In order to tune for our default file system choice of ext3, Red Hat has reduced the default read and write latency numbers to half of the default values (from 8192 read, 16384 write to 4096 read, 8192 write). We expect that in general use, you will not have to change these numbers; we hope we have already done this for you. Our changed default values have produced good results in our tests. However, in order to tune for specific applications, we suggest benchmarking your applications with a variety of values, testing interactive response during some runs if interactive response is important to you. In general, we recommend that you set read latency (-r) to half of write latency (-w).

For example, you might run: /sbin/elvtune -r 1024 -w 2048 /dev/sdd to change the elevator settings for the device /dev/sdd (including all the partitions on /dev/sdd). Changes to the elevator settings for a partition will apply to the elevator for the device the partition is on; all partitions on a device share the same elevator.

Once you have found elvtune settings that give you your most satisfactory mix of latency and throughput for your application set, you can add the calls to the /sbin/elvtune program to the end of your /etc/rc.d/rc.local script so that they are set again to your chosen values at every boot.

Choosing journaling mode

Speed
There are some characteristic loads that show very significant speed improvement with the data=writeback option, which provides lower data consistency guarantees. In those cases, the data consistency guarantees are essentially the same as the ext2 file system; the difference is that the file system integrity is maintained continuously during normal operation (this is the journaling mode used by most other journaling file systems). One of these cases involves heavy syncronous writes. Other cases involve creating and deleting large numbers of small files heavily, such as delivering a very large flow of small email messages. If you switch from ext2 to ext3 and find that your application performance drops substantially, the data=writeback option is likely to give you a significant amount of performance back; you will still have some of the availability benefits of ext3 (file system is always consistent) even if you do not have the more expensive data consistency guarantees.

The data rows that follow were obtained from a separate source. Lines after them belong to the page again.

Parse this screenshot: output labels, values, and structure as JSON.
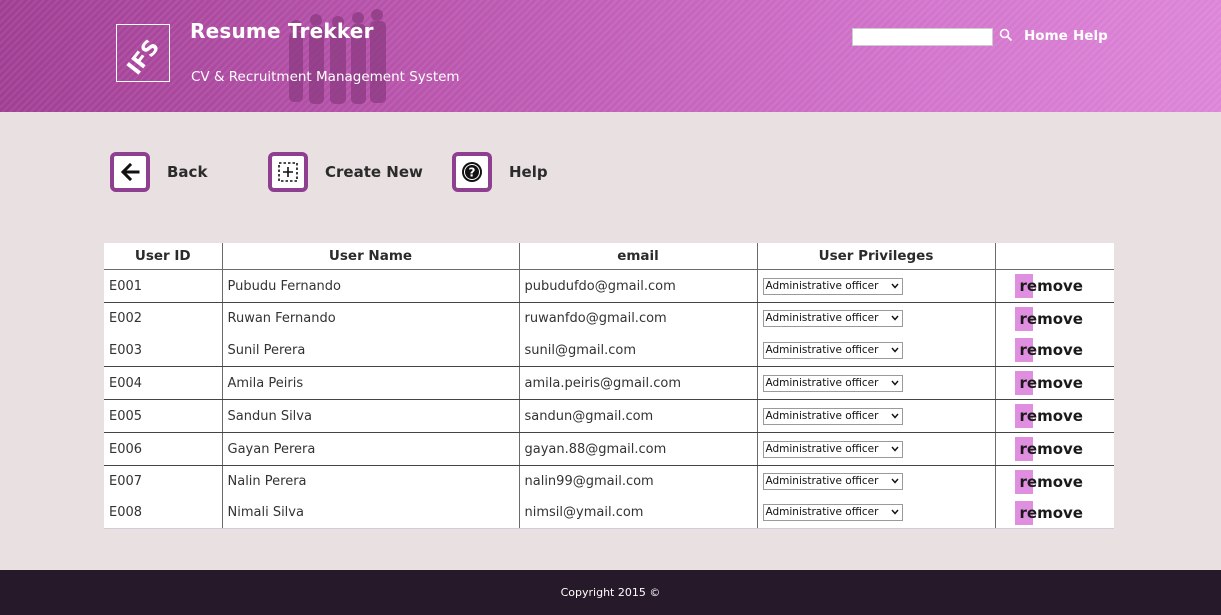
{
  "header": {
    "logo_text": "IFS",
    "title": "Resume Trekker",
    "subtitle": "CV & Recruitment Management System",
    "search": {
      "placeholder": "",
      "value": ""
    },
    "nav": {
      "home": "Home",
      "help": "Help"
    },
    "colors": {
      "accent": "#8f3f8f",
      "gradient_start": "#a13f94",
      "gradient_end": "#dd86d8"
    }
  },
  "toolbar": {
    "back_label": "Back",
    "create_label": "Create New",
    "help_label": "Help"
  },
  "table": {
    "columns": [
      "User ID",
      "User Name",
      "email",
      "User Privileges",
      ""
    ],
    "remove_label": "remove",
    "rows": [
      {
        "id": "E001",
        "name": "Pubudu Fernando",
        "email": "pubudufdo@gmail.com",
        "privilege": "Administrative officer"
      },
      {
        "id": "E002",
        "name": "Ruwan Fernando",
        "email": "ruwanfdo@gmail.com",
        "privilege": "Administrative officer"
      },
      {
        "id": "E003",
        "name": "Sunil Perera",
        "email": "sunil@gmail.com",
        "privilege": "Administrative officer"
      },
      {
        "id": "E004",
        "name": "Amila Peiris",
        "email": "amila.peiris@gmail.com",
        "privilege": "Administrative officer"
      },
      {
        "id": "E005",
        "name": "Sandun Silva",
        "email": "sandun@gmail.com",
        "privilege": "Administrative officer"
      },
      {
        "id": "E006",
        "name": "Gayan Perera",
        "email": "gayan.88@gmail.com",
        "privilege": "Administrative officer"
      },
      {
        "id": "E007",
        "name": "Nalin Perera",
        "email": "nalin99@gmail.com",
        "privilege": "Administrative officer"
      },
      {
        "id": "E008",
        "name": "Nimali Silva",
        "email": "nimsil@ymail.com",
        "privilege": "Administrative officer"
      }
    ]
  },
  "footer": {
    "copyright": "Copyright 2015 ©"
  }
}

Red Hat is continuing to work on several performance enhancements to ext3, so you can expect several of these cases to improve in the future. This means that if you choose data=writeback now, you may want to retest the default data=ordered with future releases to see what changes have been made relative to your workload.

Data integrity
In most cases, users write data by extending off the end of a file. Only in a few cases (such as databases) do users ever write into the middle of an existing file. Even overwriting an existing file is done by first truncating the file and then extending it again.

If the system crashes during such an extend in data=ordered mode, then the data blocks may have been partially written, but the extend will not have been, so the incompletely-written data blocks will not be part of any file.

The only way to get mis-ordered data blocks in data=ordered mode after a crash is if a program was overwriting in the middle of an existing file at the time of the crash. In such a case there is no absolute guarantee about write ordering unless the program uses fsync() or O_SYNC to force writes in a particular order.